In the tortured maze of Lebanese politics, such a carefully charted course has made Mr. Gemayel a much more formidable candidate than had been expected for the perilous job of trying to lead Lebanon back to unity and stability.
Mr. Gemayel heads Lebanon's largest private army, estimated at anywhere from 10,000 to 25,000 men. It is commonly known as the Phalangists, after the party founded 43 years ago by his father, Pierre, an admirer of Franco's Spain. Mr. Gemayel's supporters now play down this name because of its fascist connotations. They prefer the name ''Lebanese Forces.''
As non-Muslim religious minorities in a Muslim-Arab world, Israel and the Maronites had much in common. For the past six years Israel quietly backed the Lebanese Forces with a reported $100 million in arms and military aid to fight the Syrians and the PLO.
The Lebanese Forces were delighted when Israel invaded Lebanon. They have called for the Israelis to finish the job of driving out the PLO. But Mr. Gemayel, who very much wants to become president of Lebanon, quickly realized that he had to distance himself from the invaders if he was to win the majority of the 99 parliamentary seats and thus become president.
Moreover, he was more sensitive than the arriving Israelis to the position of the wealthy Maronite community as commercial and banking middlemen of the Arab world. That position would be jeopardized if they isolated themselves by open alliance with Israel.

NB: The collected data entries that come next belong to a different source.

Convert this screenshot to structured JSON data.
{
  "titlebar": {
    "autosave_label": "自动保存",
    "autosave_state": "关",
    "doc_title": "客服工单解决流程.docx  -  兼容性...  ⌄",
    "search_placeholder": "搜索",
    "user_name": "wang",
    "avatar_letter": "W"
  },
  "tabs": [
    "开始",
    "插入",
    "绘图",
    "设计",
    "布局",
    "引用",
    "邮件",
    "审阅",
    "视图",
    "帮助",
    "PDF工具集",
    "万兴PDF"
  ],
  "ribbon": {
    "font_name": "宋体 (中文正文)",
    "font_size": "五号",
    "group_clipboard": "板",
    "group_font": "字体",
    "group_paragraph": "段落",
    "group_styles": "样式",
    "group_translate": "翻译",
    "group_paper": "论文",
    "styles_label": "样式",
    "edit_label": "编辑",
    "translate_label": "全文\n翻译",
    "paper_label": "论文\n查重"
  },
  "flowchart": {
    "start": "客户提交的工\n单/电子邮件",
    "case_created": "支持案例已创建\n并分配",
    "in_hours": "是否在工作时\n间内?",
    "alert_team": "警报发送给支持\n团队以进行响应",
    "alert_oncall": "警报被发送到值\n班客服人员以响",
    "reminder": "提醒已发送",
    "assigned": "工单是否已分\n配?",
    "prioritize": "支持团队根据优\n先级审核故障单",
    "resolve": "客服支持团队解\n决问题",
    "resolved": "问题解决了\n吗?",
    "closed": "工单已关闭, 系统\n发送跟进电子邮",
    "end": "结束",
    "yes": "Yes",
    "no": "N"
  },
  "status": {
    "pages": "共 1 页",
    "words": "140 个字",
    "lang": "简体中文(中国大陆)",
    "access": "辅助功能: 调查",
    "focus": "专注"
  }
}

''Some Western media didn't understand the character of Gemayel,'' says Naoum Farah, a lawyer who heads the foreign relations department of the Lebanese Forces command. ''They labeled him a gunslinger, but we don't have cowboys here. We told our Muslim compatriots that we wouldn't participate in the taking of west Beirut.''
Mr. Farah openly opposed a long-term Israeli stay in Lebanon. ''We have an independent policy,'' he said, ''which calls for withdrawal of all foreign forces from Lebanon. We will not accept any agreement which leaves either the Syrians or the Israelis in Lebanon.'' Asked if he would call Israel his ally, Mr. Farah replied, ''No comment.''
To enhance his statesmanlike image and to calm Arab fears of a separatist Maronite state, Mr. Gemayel traveled to Saudi Arabia in early July. ''This was a major step,'' Mr. Farah says. And, in an attempt to find a mutually acceptable basis for a solution in Lebanon, Mr. Gemayel met on July 17 with Walid Jumblatt, titular head of the Lebanese leftist forces. Mr. Jumblatt's late father was the PLO's key ally and a bitter enemy of both Mr. Gemayel and his father.

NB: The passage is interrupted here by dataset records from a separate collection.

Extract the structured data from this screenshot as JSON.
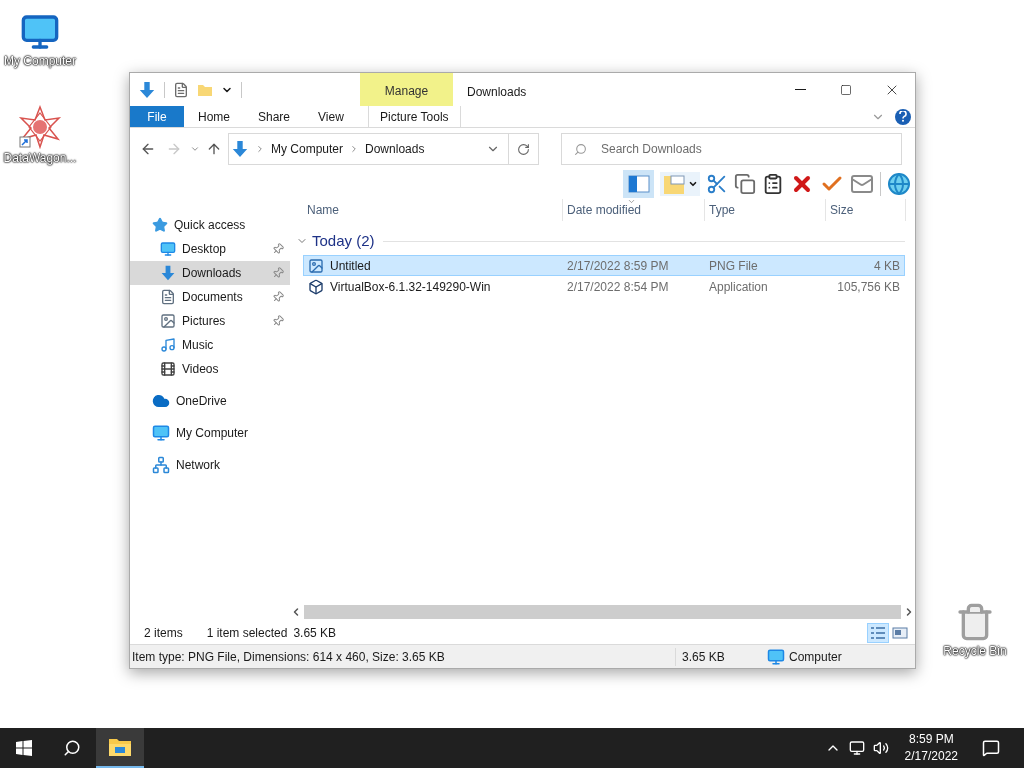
{
  "desktop_icons": [
    {
      "label": "My Computer",
      "kind": "computer"
    },
    {
      "label": "DataWagon...",
      "kind": "shortcut"
    },
    {
      "label": "Recycle Bin",
      "kind": "bin"
    }
  ],
  "window": {
    "title": "Downloads",
    "context_group": "Manage"
  },
  "ribbon_tabs": [
    {
      "label": "File",
      "kind": "file"
    },
    {
      "label": "Home",
      "kind": "normal"
    },
    {
      "label": "Share",
      "kind": "normal"
    },
    {
      "label": "View",
      "kind": "normal"
    },
    {
      "label": "Picture Tools",
      "kind": "context"
    }
  ],
  "address": {
    "path": [
      "My Computer",
      "Downloads"
    ]
  },
  "search": {
    "placeholder": "Search Downloads"
  },
  "sidebar": {
    "items": [
      {
        "label": "Quick access",
        "kind": "star",
        "selected": false,
        "children": [
          {
            "label": "Desktop",
            "kind": "desktop",
            "selected": false,
            "pinned": true
          },
          {
            "label": "Downloads",
            "kind": "downloads",
            "selected": true,
            "pinned": true
          },
          {
            "label": "Documents",
            "kind": "documents",
            "selected": false,
            "pinned": true
          },
          {
            "label": "Pictures",
            "kind": "pictures",
            "selected": false,
            "pinned": true
          },
          {
            "label": "Music",
            "kind": "music",
            "selected": false,
            "pinned": false
          },
          {
            "label": "Videos",
            "kind": "videos",
            "selected": false,
            "pinned": false
          }
        ]
      },
      {
        "label": "OneDrive",
        "kind": "cloud",
        "selected": false
      },
      {
        "label": "My Computer",
        "kind": "computer",
        "selected": false
      },
      {
        "label": "Network",
        "kind": "network",
        "selected": false
      }
    ]
  },
  "table": {
    "columns": [
      {
        "label": "Name",
        "sorted": false
      },
      {
        "label": "Date modified",
        "sorted": true
      },
      {
        "label": "Type",
        "sorted": false
      },
      {
        "label": "Size",
        "sorted": false
      }
    ],
    "groups": [
      {
        "label": "Today (2)",
        "expanded": true,
        "rows": [
          {
            "kind": "image",
            "name": "Untitled",
            "date": "2/17/2022 8:59 PM",
            "type": "PNG File",
            "size": "4 KB",
            "selected": true
          },
          {
            "kind": "app",
            "name": "VirtualBox-6.1.32-149290-Win",
            "date": "2/17/2022 8:54 PM",
            "type": "Application",
            "size": "105,756 KB",
            "selected": false
          }
        ]
      }
    ]
  },
  "status": {
    "count": "2 items",
    "selection": "1 item selected",
    "selection_size": "3.65 KB",
    "views": [
      {
        "kind": "details",
        "selected": true
      },
      {
        "kind": "tiles",
        "selected": false
      }
    ]
  },
  "details_bar": {
    "info": "Item type: PNG File, Dimensions: 614 x 460, Size: 3.65 KB",
    "size": "3.65 KB",
    "location": "Computer"
  },
  "taskbar": {
    "apps": [
      {
        "kind": "explorer",
        "selected": true
      }
    ],
    "time": "8:59 PM",
    "date": "2/17/2022"
  }
}
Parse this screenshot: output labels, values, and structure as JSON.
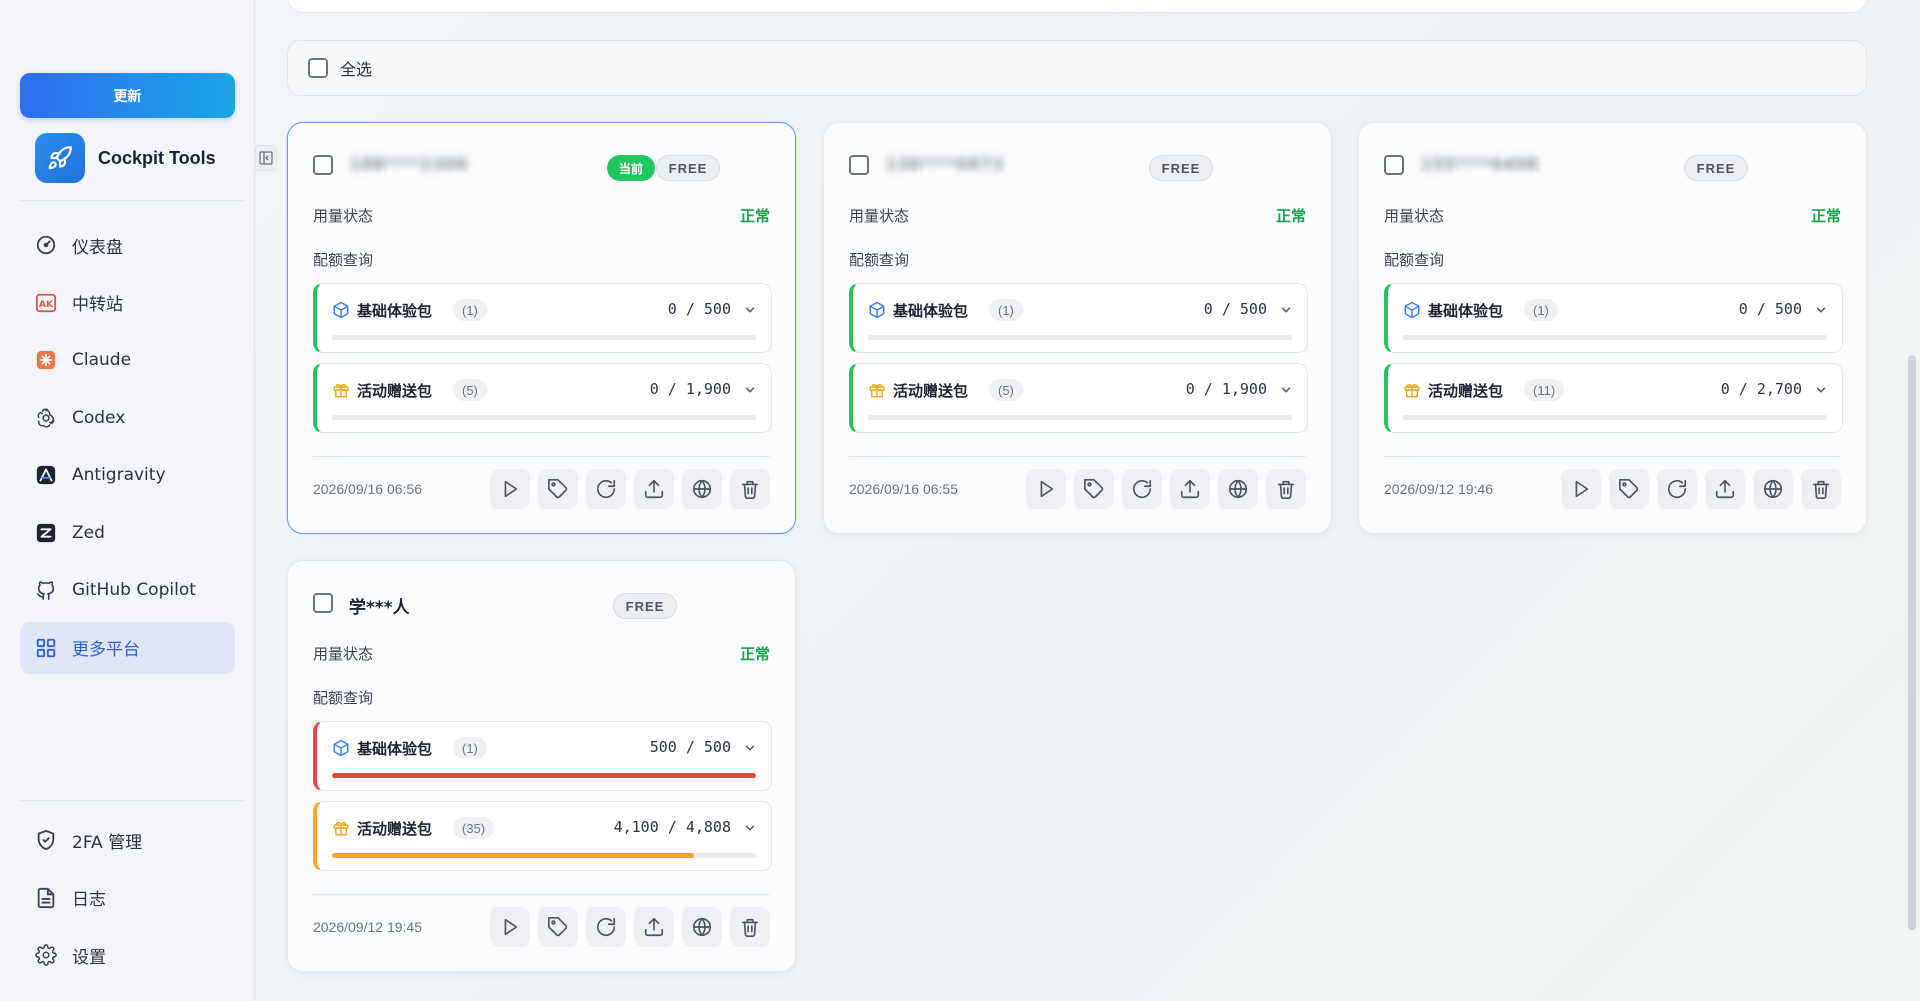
{
  "sidebar": {
    "update_label": "更新",
    "brand": "Cockpit Tools",
    "nav": [
      {
        "label": "仪表盘",
        "icon": "gauge-icon"
      },
      {
        "label": "中转站",
        "icon": "ak-icon"
      },
      {
        "label": "Claude",
        "icon": "claude-icon"
      },
      {
        "label": "Codex",
        "icon": "openai-icon"
      },
      {
        "label": "Antigravity",
        "icon": "antigravity-icon"
      },
      {
        "label": "Zed",
        "icon": "zed-icon"
      },
      {
        "label": "GitHub Copilot",
        "icon": "copilot-icon"
      },
      {
        "label": "更多平台",
        "icon": "grid-icon",
        "active": true
      }
    ],
    "bottom_nav": [
      {
        "label": "2FA 管理",
        "icon": "shield-check-icon"
      },
      {
        "label": "日志",
        "icon": "document-icon"
      },
      {
        "label": "设置",
        "icon": "gear-icon"
      }
    ]
  },
  "main": {
    "select_all_label": "全选",
    "current_badge": "当前",
    "free_badge": "FREE",
    "usage_status_label": "用量状态",
    "usage_status_value": "正常",
    "quota_label": "配额查询",
    "cards": [
      {
        "account": "188****2309",
        "current": true,
        "packages": [
          {
            "name": "基础体验包",
            "count": "(1)",
            "usage": "0 / 500",
            "fraction": 0,
            "color": "#22c55e",
            "kind": "cube"
          },
          {
            "name": "活动赠送包",
            "count": "(5)",
            "usage": "0 / 1,900",
            "fraction": 0,
            "color": "#22c55e",
            "kind": "gift"
          }
        ],
        "date": "2026/09/16 06:56"
      },
      {
        "account": "136****6873",
        "current": false,
        "packages": [
          {
            "name": "基础体验包",
            "count": "(1)",
            "usage": "0 / 500",
            "fraction": 0,
            "color": "#22c55e",
            "kind": "cube"
          },
          {
            "name": "活动赠送包",
            "count": "(5)",
            "usage": "0 / 1,900",
            "fraction": 0,
            "color": "#22c55e",
            "kind": "gift"
          }
        ],
        "date": "2026/09/16 06:55"
      },
      {
        "account": "155****6498",
        "current": false,
        "packages": [
          {
            "name": "基础体验包",
            "count": "(1)",
            "usage": "0 / 500",
            "fraction": 0,
            "color": "#22c55e",
            "kind": "cube"
          },
          {
            "name": "活动赠送包",
            "count": "(11)",
            "usage": "0 / 2,700",
            "fraction": 0,
            "color": "#22c55e",
            "kind": "gift"
          }
        ],
        "date": "2026/09/12 19:46"
      },
      {
        "account": "学***人",
        "current": false,
        "packages": [
          {
            "name": "基础体验包",
            "count": "(1)",
            "usage": "500 / 500",
            "fraction": 1.0,
            "color": "#ef4444",
            "kind": "cube"
          },
          {
            "name": "活动赠送包",
            "count": "(35)",
            "usage": "4,100 / 4,808",
            "fraction": 0.853,
            "color": "#f5a623",
            "kind": "gift"
          }
        ],
        "date": "2026/09/12 19:45"
      }
    ],
    "actions": [
      "play-icon",
      "tag-icon",
      "refresh-icon",
      "upload-icon",
      "globe-icon",
      "trash-icon"
    ]
  }
}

But Walid Jumblatt has spoken respectfully of Mr. Gemayel in recent days, and Mr. Farah insisted that ''common ground'' existed between the two men. This, he said, was based on the principles of ''the unity of Lebanon'' and ''the sovereignty of Lebanon over all residents,'' a catch phrase for central government control of all factions, including any Palestinians who remain.
Although the results of Mr. Gemayel's moves - and indeed the probability of Lebanese elections being held as scheduled this summer - will be clearer once the siege of Beirut is lifted, many obstacles are already apparent. For example:
* Mr. Gemayel will have to come to terms with Muslims of the Shiite sect, a growing bloc of nearly 1 million Lebanese who are pressing for more political power. Key political offices in Lebanon are allotted by religious sect, with Maronites guaranteed the presidency.

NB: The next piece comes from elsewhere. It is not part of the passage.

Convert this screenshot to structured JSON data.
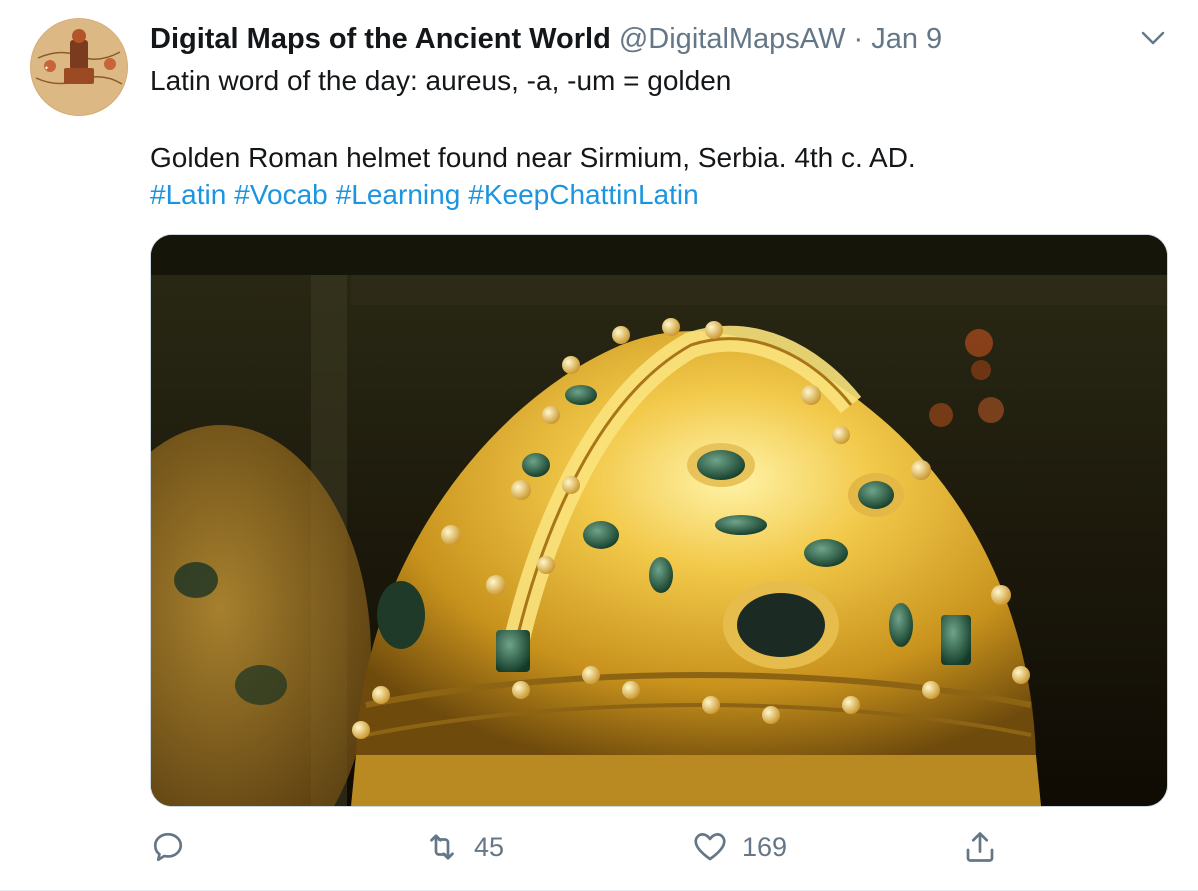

Mr. Farah suggested that Shiites might one day demand the prime minister's slot now allotted to numerically fewer mainstream Sunni Muslims, a question he recommended should be worked out within the Muslim community. ''It would be hard to change that now,'' he added.
* Mr. Gemayel may face opposition from other Christian leaders. Former President Camille Chamoun, whose private army was ''absorbed'' into Gemayel's forces, told German television he did not believe Gemayel could win the presidency. In south Lebanon, Israel is backing the separate enclave of former Lebanese Army Maj. Saad Haddad with whom Farah stressed the Lebanese Forces ''have no relations.''
* Mr. Gemayel may have to restrain his forces from trying to settle old scores as they tried to do with the Druze minority before the Israelis stopped them.